The relative calm elsewhere in Delhi prompted people to inquire about the well-being of their relatives and friends. Patwant Singh was surprised to find commentator Romesh Thapar and Swedish Charge d’ Affairs Rolf Gauffin at his door. Gauffin said, “Delhi isn’t safe. We have come to evacuate you to the Embassy.” He turned down the offer.

For the next few days, men, women and students began to work in relief camps. Civil rights groups began to document eyewitness accounts to prepare their reports, which eventually named the leaders who spearheaded or incited mobs to attack Sikhs. Thirty-two years later, most of the masterminds of the attacks remain unpunished.
 

Postscript

Ten days later, Aurora, Arjan Singh and Gujral requested Congress minister Rajesh Pilot to arrange a meeting with Rajiv Gandhi. After waiting at Pilot’s residence for two hours, they received a message: “If you want to condole with Rajiv Gandhi, the meeting can be held immediately.”

To the messenger, Aurora said, “Obviously, we want to condole.

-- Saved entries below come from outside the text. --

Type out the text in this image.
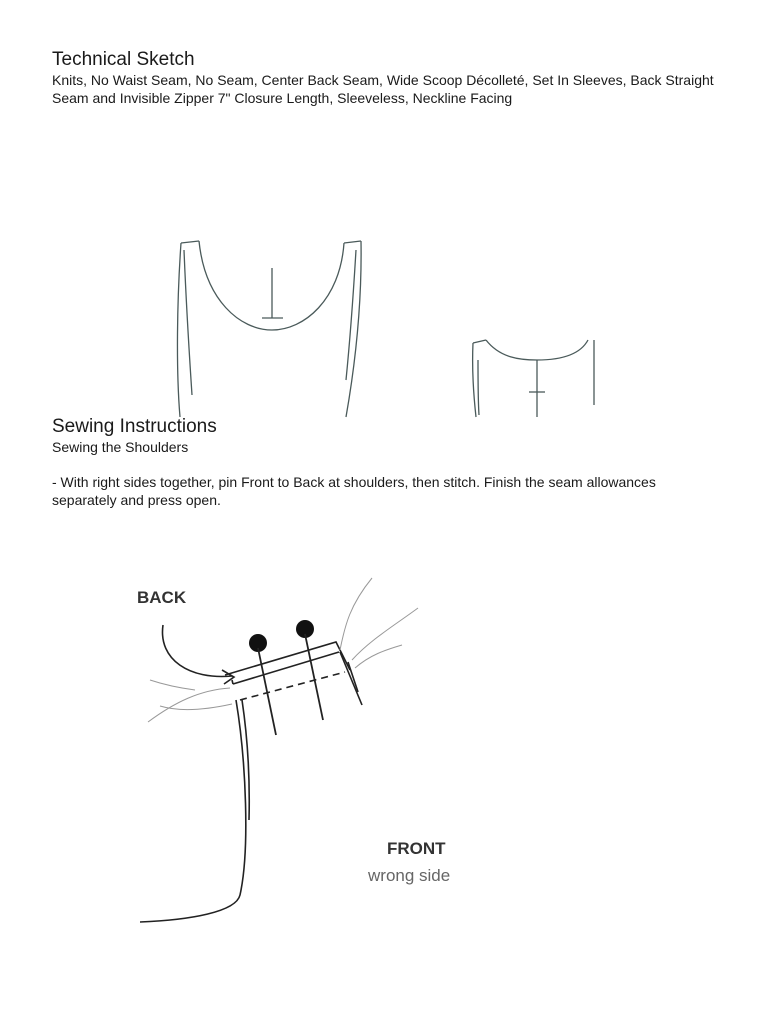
Technical Sketch
Knits, No Waist Seam, No Seam, Center Back Seam, Wide Scoop Décolleté, Set In Sleeves, Back Straight Seam and Invisible Zipper 7" Closure Length, Sleeveless, Neckline Facing
Sewing Instructions
Sewing the Shoulders
- With right sides together, pin Front to Back at shoulders, then stitch. Finish the seam allowances separately and press open.
BACK
FRONT
wrong side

But we also want to tell him about the misery the Sikhs had to undergo and about the necessity of punishing the guilty.”

The meeting was cancelled. The powerful were not willing to listen to the woes of the people. This was also true of the 1992-’93 Mumbai riots, and the 2002 riots in Gujarat.

Ajaz Ashraf is a journalist in Delhi. His novel, The Hour Before Dawn, has as its backdrop the demolition of the Babri Masjid.